Meydanda güvercinlerin içinde çocuklar… Yerde yapraklar yok. Güvercinler avuç avuç uçan yemlere havalanıyor. Güvercinlere yem atan beş yaşlarındaki çocuk oyuncakçıya doğru koşuyor birden. Oyuncakçı nerde göremiyorum aslında. Ama oyuncak gördüğü koşusundan belli. Güvercinlerin içinden avucunda oyuncak bir arabayla çıkıyor çocuk bu kez.
Şehir aynı şehir, meydan aynı meydan. Bu nasıl bir Eylül? Hiç bisiklet tekerleği yok kuru yaprakları hışırdatan. Sanki bütün kuru yapraklar el kremi reklamlarında, rüzgarlı ve yalnız bahçelerde, izbe yerlerde geçen sanatsal filmlerde, derin nefesler çekilerek içilen sigaralı yollarda, içki şişelerinin saklandığı yığınlarda tükenmiş.

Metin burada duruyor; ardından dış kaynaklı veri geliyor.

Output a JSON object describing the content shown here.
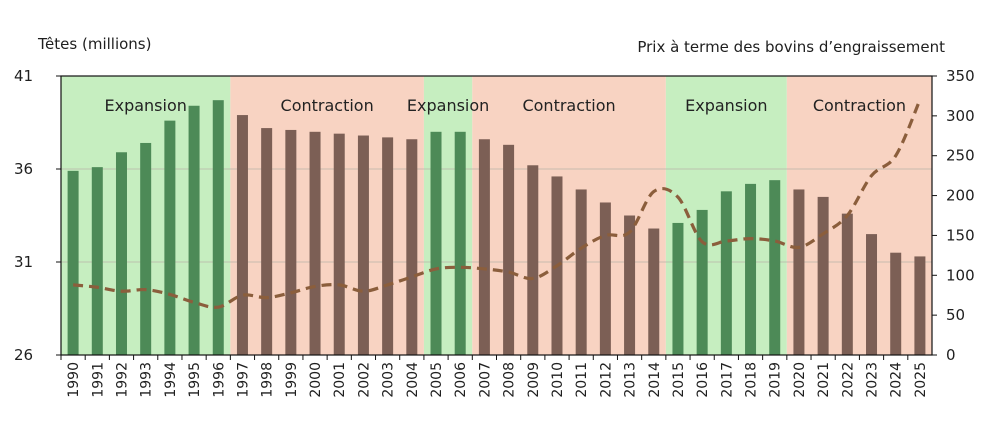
{
  "chart_data": {
    "type": "bar",
    "title": "",
    "left_axis_label": "Têtes (millions)",
    "right_axis_label": "Prix à terme des bovins d’engraissement",
    "ylim_left": [
      26,
      41
    ],
    "yticks_left": [
      "26",
      "31",
      "36",
      "41"
    ],
    "ylim_right": [
      0,
      350
    ],
    "yticks_right": [
      "0",
      "50",
      "100",
      "150",
      "200",
      "250",
      "300",
      "350"
    ],
    "categories": [
      "1990",
      "1991",
      "1992",
      "1993",
      "1994",
      "1995",
      "1996",
      "1997",
      "1998",
      "1999",
      "2000",
      "2001",
      "2002",
      "2003",
      "2004",
      "2005",
      "2006",
      "2007",
      "2008",
      "2009",
      "2010",
      "2011",
      "2012",
      "2013",
      "2014",
      "2015",
      "2016",
      "2017",
      "2018",
      "2019",
      "2020",
      "2021",
      "2022",
      "2023",
      "2024",
      "2025"
    ],
    "series": [
      {
        "name": "Têtes (millions)",
        "axis": "left",
        "kind": "bar",
        "values": [
          35.9,
          36.1,
          36.9,
          37.4,
          38.6,
          39.4,
          39.7,
          38.9,
          38.2,
          38.1,
          38.0,
          37.9,
          37.8,
          37.7,
          37.6,
          38.0,
          38.0,
          37.6,
          37.3,
          36.2,
          35.6,
          34.9,
          34.2,
          33.5,
          32.8,
          33.1,
          33.8,
          34.8,
          35.2,
          35.4,
          34.9,
          34.5,
          33.6,
          32.5,
          31.5,
          31.3
        ],
        "colors": {
          "expansion": "#4d8a57",
          "contraction": "#7c5f55"
        }
      },
      {
        "name": "Prix à terme des bovins d’engraissement",
        "axis": "right",
        "kind": "line",
        "style": "dashed",
        "color": "#8b5e3c",
        "values": [
          88,
          85,
          80,
          82,
          76,
          66,
          60,
          75,
          72,
          78,
          86,
          88,
          80,
          88,
          98,
          108,
          110,
          108,
          104,
          96,
          112,
          134,
          150,
          154,
          205,
          198,
          142,
          143,
          146,
          143,
          135,
          152,
          175,
          225,
          250,
          320
        ]
      }
    ],
    "phases": [
      {
        "label": "Expansion",
        "type": "expansion",
        "start": "1990",
        "end": "1996"
      },
      {
        "label": "Contraction",
        "type": "contraction",
        "start": "1997",
        "end": "2004"
      },
      {
        "label": "Expansion",
        "type": "expansion",
        "start": "2005",
        "end": "2006"
      },
      {
        "label": "Contraction",
        "type": "contraction",
        "start": "2007",
        "end": "2014"
      },
      {
        "label": "Expansion",
        "type": "expansion",
        "start": "2015",
        "end": "2019"
      },
      {
        "label": "Contraction",
        "type": "contraction",
        "start": "2020",
        "end": "2025"
      }
    ],
    "phase_colors": {
      "expansion": "#c6eec0",
      "contraction": "#f8d3c2"
    },
    "gridlines": true
  }
}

Yakın arkadaş oldukları düşünülen iki kişi geçiyor. İki ADAM? İki KADIN? Bir ADAM bir KADIN? Bilmiyorum ama iki kişi olduklarından eminim. Hiç konuşmadan yürüyorlar. Dışarıdan da böyle gözüktüğünü biliyorlar. Ama anlaşıyorlar.
Meydanı boydan boya peşinde annesi olduğu halde koşarak geçiyor, yumuşacık sarı saçlarıyla küçücük bir kız.
Senin benim için çöpte yaşayan sıradan bir kedi diyeceğimiz bir tekirin resmi var ellilerinde tedirgin bakımsız bir kadının elinde. İnsanlara soruyor ’göğsünde bir tutam beyazlık var gördünüz mü?’ Kimse anlamıyor kadını, kadının kedisini değil, kedisini beraber bulabileceği birisini aradığını…
İnsanların ellerini cebine sokmaya başladığı mevsim. Bostanlı feribotu ve Karşıyaka vapurlarında iç salonda seyahat edilen mevsim.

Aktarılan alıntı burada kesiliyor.